I know my fields are being set because I can see example in a record:

I don't think this is supported, there was a similar question about it, and it seems that the data_stream settings will not sprintf the value.

I do not use data streams, but from the elasticsearch output documentation there is a setting named data_stream_auto_routing that may help you achieve what you want.

From what I understand, you will need to set this to true and create the following fields.

data_stream.type, data_stream.dataset and data_stream.namespace, then if those fields exist in the event, they will be used instead of the settings.

I understand the general vibe that there is an opinionated solution, I just don't know what it is.

Would an Elasticsearch team member be able to post a specific, working example? The docs have various references to dot notation and [bracket] notation, and it's unclear what the exact correct format is

None of these seem to be valid configurations

        add_field => { data_stream => { dataset => "events_api" } }
        add_field => { data_stream => { namespace => "events" } }
        add_field => { data_stream.dataset => "events_api" } }
        add_field => { data_stream.namespace => "events" } }
        add_field => { [data_stream][dataset] => "events_api" } }
        add_field => { [data_stream][namespace] => "events" } }

Doing both

    input {
      kinesis {
        ...
        add_field => { _meta_data_stream_dataset => "api" }
        add_field => { _meta_data_stream_namespace => "events" }
      }
  }

    filter {
      mutate {
        add_field => { "[data_stream][dataset]" => "%{_meta_data_stream_dataset}" }
        add_field => { "[data_stream][namespace]" => "%{_meta_data_stream_namespace}" }
      }
    }

works but is quite gross - is there a nice way to just set it in the input?

In Logstash when you want to work with a nested field, like data_stream.type, you need to refer to it as [data_stream][type], if you use data_stream.type in logstash, it is a reference to a field with a literal dot in its name.

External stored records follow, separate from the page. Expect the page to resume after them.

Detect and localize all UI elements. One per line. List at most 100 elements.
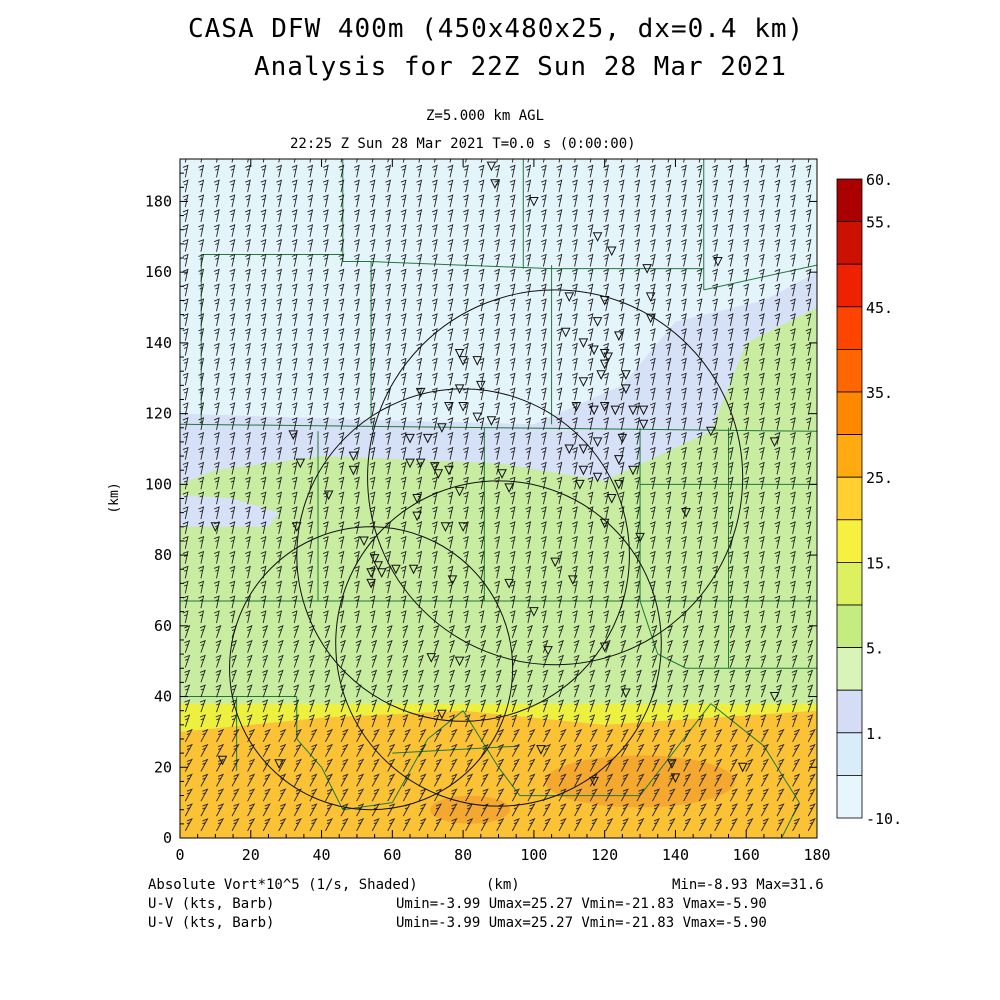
- wind-barb: [696, 179, 703, 193]
- wind-barb: [525, 417, 532, 430]
- station-marker: [578, 338, 589, 349]
- wind-barb: [727, 476, 734, 490]
- wind-barb: [649, 491, 656, 505]
- wind-barb: [682, 699, 689, 713]
- wind-barb: [402, 758, 411, 772]
- x-tick-label: 80: [454, 846, 472, 864]
- wind-barb: [184, 728, 193, 743]
- station-marker: [366, 568, 376, 578]
- wind-barb: [478, 298, 485, 312]
- wind-barb: [635, 625, 642, 638]
- wind-barb: [229, 253, 236, 267]
- wind-barb: [682, 684, 689, 698]
- wind-barb: [369, 164, 376, 178]
- wind-barb: [291, 313, 298, 326]
- wind-barb: [247, 803, 256, 817]
- wind-barb: [618, 461, 625, 475]
- wind-barb: [356, 758, 365, 772]
- wind-barb: [387, 743, 396, 757]
- wind-barb: [213, 610, 220, 624]
- wind-barb: [308, 625, 315, 638]
- wind-barb: [245, 565, 251, 579]
- wind-barb: [649, 253, 656, 267]
- station-marker: [217, 755, 228, 766]
- wind-barb: [712, 595, 719, 609]
- wind-barb: [260, 521, 267, 534]
- wind-barb: [540, 328, 547, 341]
- wind-barb: [322, 476, 329, 490]
- station-marker: [599, 295, 610, 306]
- wind-barb: [774, 209, 781, 222]
- wind-barb: [511, 743, 520, 757]
- colorbar: 60.55.45.35.25.15.5.1.-10.: [836, 171, 902, 828]
- wind-barb: [417, 625, 424, 638]
- wind-barb: [636, 773, 645, 787]
- wind-barb: [634, 253, 641, 267]
- station-marker: [429, 462, 440, 472]
- wind-barb: [681, 431, 687, 445]
- wind-barb: [371, 684, 378, 698]
- wind-barb: [681, 446, 687, 460]
- wind-barb: [291, 224, 298, 237]
- station-marker: [645, 313, 656, 324]
- wind-barb: [322, 461, 329, 475]
- wind-barb: [246, 669, 253, 683]
- wind-barb: [589, 669, 596, 683]
- wind-barb: [480, 639, 487, 653]
- station-marker: [405, 458, 415, 469]
- wind-barb: [509, 224, 516, 237]
- wind-barb: [354, 253, 360, 267]
- wind-barb: [463, 342, 469, 356]
- wind-barb: [712, 446, 719, 460]
- wind-barb: [325, 773, 334, 787]
- wind-barb: [729, 758, 738, 772]
- wind-barb: [478, 179, 485, 193]
- wind-barb: [665, 209, 672, 222]
- wind-barb: [245, 328, 251, 341]
- wind-barb: [727, 446, 734, 460]
- wind-barb: [540, 372, 547, 386]
- wind-barb: [354, 506, 360, 520]
- wind-barb: [526, 669, 533, 683]
- county-boundary: [392, 745, 520, 754]
- wind-barb: [572, 417, 578, 430]
- station-marker: [589, 345, 599, 356]
- wind-barb: [400, 179, 407, 193]
- wind-barb: [260, 506, 267, 520]
- wind-barb: [213, 446, 220, 460]
- wind-barb: [447, 164, 454, 178]
- wind-barb: [556, 164, 563, 178]
- wind-barb: [354, 298, 360, 312]
- station-marker: [568, 575, 578, 585]
- wind-barb: [649, 194, 656, 208]
- wind-barb: [542, 699, 549, 713]
- wind-barb: [416, 224, 423, 237]
- wind-barb: [369, 565, 376, 579]
- wind-barb: [494, 268, 501, 282]
- wind-barb: [447, 283, 454, 297]
- wind-barb: [558, 818, 567, 832]
- wind-barb: [386, 654, 393, 668]
- wind-barb: [649, 402, 656, 416]
- wind-barb: [182, 610, 189, 624]
- wind-barb: [307, 550, 314, 564]
- wind-barb: [400, 268, 407, 282]
- wind-barb: [727, 298, 734, 312]
- footer-barb-stats-2: Umin=-3.99 Umax=25.27 Vmin=-21.83 Vmax=-…: [396, 915, 767, 931]
- wind-barb: [681, 179, 687, 193]
- wind-barb: [758, 209, 765, 222]
- wind-barb: [774, 610, 781, 624]
- station-marker: [599, 402, 610, 412]
- wind-barb: [480, 625, 487, 638]
- wind-barb: [369, 179, 376, 193]
- station-marker: [454, 384, 465, 394]
- wind-barb: [182, 224, 189, 237]
- wind-barb: [665, 595, 672, 609]
- wind-barb: [634, 446, 641, 460]
- wind-barb: [495, 684, 502, 698]
- wind-barb: [216, 758, 225, 772]
- wind-barb: [634, 565, 641, 579]
- wind-barb: [478, 224, 485, 237]
- wind-barb: [527, 743, 536, 757]
- wind-barb: [649, 209, 656, 222]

In Elasticsearch and Kibana to refer to the same nested field you just use data_stream.type.

The [bracket][nested] is only used in Logstash, and this can be confusing some times.

So, to add a nested field you just use:

add_field => { "[top-level][nested]" => "value" }`

Just use the nested fields in the input.

input {
      kinesis {
        ...
        add_field => { "[data_stream][dataset]" => "api" }
        add_field => { "[data_stream][namespace]" => "events" }
        add_field => { "[data_stream][type]" => "logs" }
      }
}

From the documentation, you need to add the 3 fields or it will fallback to the configuration in the output.

If ilm_enabled is true, then the index option is overwritten, so that is not going to do what you want.

This topic was automatically closed 28 days after the last reply. New replies are no longer allowed.